The `./train_random_walk.sh` script can be used for (parameter efficient) contine pre-train a pre-trained language model with augmented random walk data. If performing parameter efficient fine-tuning, only the adapters will be saved in the checkpoint in `./checkpoints`.

Key arguments:

* `--dataset`: Same as `--dataset` in `./cluster.sh`.

* `--model_name_or_path`: Base model name/path.

* `--parameter_efficient_mode`: Whether to perform parameter efficient fine-tuning. `none` means full fine-tuning. `lora` means LORA fine-tuning. `prompt-tuning` means tuning the embeddings of newly added tokens. To use planning tokens with LORA fine-tuning, this argument needs to be set as `lora+prompt-tuning`. The parameter efficient fine-tuning alghorithms are implemented based on the [PEFT](https://github.com/huggingface/peft) library. 
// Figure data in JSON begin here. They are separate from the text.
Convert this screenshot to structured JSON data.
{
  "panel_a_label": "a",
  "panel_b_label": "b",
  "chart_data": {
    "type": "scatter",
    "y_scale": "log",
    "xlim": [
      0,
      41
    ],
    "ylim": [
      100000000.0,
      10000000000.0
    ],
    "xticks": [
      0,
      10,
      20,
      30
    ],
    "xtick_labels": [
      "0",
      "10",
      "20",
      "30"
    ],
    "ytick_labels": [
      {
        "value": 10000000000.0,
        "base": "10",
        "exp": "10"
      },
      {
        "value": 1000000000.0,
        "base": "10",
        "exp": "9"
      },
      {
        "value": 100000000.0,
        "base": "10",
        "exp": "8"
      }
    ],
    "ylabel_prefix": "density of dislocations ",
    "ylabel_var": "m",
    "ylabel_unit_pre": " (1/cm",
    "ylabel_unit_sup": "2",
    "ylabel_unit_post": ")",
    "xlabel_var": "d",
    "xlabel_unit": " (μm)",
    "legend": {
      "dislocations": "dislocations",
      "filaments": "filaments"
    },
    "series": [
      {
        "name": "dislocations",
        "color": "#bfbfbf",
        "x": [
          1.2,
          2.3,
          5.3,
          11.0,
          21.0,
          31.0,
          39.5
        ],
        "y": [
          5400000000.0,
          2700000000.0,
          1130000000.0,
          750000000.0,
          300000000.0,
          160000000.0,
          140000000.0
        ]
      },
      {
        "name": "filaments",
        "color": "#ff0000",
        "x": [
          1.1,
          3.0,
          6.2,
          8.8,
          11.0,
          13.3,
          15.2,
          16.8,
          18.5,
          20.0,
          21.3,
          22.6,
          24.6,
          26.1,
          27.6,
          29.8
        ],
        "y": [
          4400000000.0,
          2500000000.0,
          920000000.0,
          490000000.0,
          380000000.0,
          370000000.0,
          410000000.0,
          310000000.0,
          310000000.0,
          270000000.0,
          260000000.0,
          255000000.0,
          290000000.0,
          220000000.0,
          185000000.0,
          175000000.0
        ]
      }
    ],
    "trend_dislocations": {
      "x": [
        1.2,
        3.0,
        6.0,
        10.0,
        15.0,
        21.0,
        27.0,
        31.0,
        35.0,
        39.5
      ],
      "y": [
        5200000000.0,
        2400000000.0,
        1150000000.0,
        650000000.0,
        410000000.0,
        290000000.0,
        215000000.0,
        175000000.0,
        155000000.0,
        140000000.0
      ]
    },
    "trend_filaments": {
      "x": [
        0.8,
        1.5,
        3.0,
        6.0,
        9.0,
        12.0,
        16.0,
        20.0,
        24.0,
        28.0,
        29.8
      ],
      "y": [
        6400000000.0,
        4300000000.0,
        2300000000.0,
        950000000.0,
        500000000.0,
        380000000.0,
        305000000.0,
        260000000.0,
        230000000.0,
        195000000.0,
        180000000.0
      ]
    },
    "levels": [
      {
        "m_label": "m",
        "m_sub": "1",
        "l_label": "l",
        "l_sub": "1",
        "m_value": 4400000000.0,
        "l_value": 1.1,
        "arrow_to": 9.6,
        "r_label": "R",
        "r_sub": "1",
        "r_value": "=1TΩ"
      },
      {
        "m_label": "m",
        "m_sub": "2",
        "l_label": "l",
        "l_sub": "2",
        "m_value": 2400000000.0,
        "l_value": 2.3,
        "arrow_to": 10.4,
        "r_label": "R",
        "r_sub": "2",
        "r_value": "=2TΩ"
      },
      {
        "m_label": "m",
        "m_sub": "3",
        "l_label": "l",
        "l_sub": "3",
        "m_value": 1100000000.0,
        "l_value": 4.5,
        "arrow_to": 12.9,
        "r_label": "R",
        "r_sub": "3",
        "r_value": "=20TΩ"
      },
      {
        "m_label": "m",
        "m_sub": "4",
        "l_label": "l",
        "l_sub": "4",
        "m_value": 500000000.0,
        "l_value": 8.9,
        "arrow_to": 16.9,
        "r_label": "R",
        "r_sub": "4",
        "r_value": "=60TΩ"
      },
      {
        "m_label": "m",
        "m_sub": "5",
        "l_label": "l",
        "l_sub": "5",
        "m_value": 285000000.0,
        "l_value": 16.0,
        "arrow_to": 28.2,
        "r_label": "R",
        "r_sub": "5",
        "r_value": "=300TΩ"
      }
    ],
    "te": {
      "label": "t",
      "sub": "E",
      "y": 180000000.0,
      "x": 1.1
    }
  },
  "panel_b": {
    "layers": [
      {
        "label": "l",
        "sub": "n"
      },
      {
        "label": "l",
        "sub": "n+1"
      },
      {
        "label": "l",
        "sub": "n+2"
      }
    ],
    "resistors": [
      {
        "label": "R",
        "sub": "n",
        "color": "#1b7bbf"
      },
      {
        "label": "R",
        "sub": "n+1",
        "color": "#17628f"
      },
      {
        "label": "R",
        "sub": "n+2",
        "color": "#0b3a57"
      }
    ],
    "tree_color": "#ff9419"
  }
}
* `--num_nodes`: same as `--num_types` in `./cluster.sh`.

* `--model_max_length`: We set this to 512 for `gsm8k` and `svamp`, and 1024 for `aqua`.

* `--int8_training`: Turn on this flag to save more GPU memories. Might impact the model performance.

### Chain-of-thoughts fine-tuning

The `./fine-tune.sh` script can be used for (parameter efficient) fine-tuning a pre-trained language model with CoT data. The accuracy evaluation has been built in the training loop. If performing parameter efficient fine-tuning, only the adapters and the newly added token embeddings will be saved in the checkpoint in `./checkpoints`.

Key arguments:

* `--model_name_or_path`: Model name/path. For our proposed method, this must be the path to a checkpoint produced by the continue pre-training step.

* `--base_model_name_or_path`: Base model for paramter efficient fine-tuning checkpoints. Must be the same as the `--model_name_or_path` in `./train_random_walk.sh` to correctly load the checkpoints.

* `--num_test`: The maximum number of testing examples to be evaluated at the end of each epoch. We set this to 1000.

* Other arguments are the same as the previous continue pre-training step. Please make sure that they match the value in the `./train_random_walk.sh` script producing the continue pre-training checkpoint.

### Evaluation

In the paper, we report the epoch producing the highest eval accuracy. The accuracy evaluation has been built in the training loop, and can be checked in the `trainer_state.json` file saved in the checkpoints as `eval_acc`.

To do evaluation sparately and save the generation results, use the script `eval.sh`. The model generation results will be saved in the same directory as the loaded checkpoint. The saving format would be question - empty line - generated solution - empty line - ground truth solution.

Key arguments:

* `--model_name_or_path`: Checkpoint path. 

* `--base_model_name_or_path`: Base model for paramter efficient fine-tuning checkpoints. Must be the same as the `--model_name_or_path` or `--base_model_name_or_path` in `./fine-tune.sh` to correctly load the checkpoints.

* Please follow `./fine-tune.sh` for other arguments.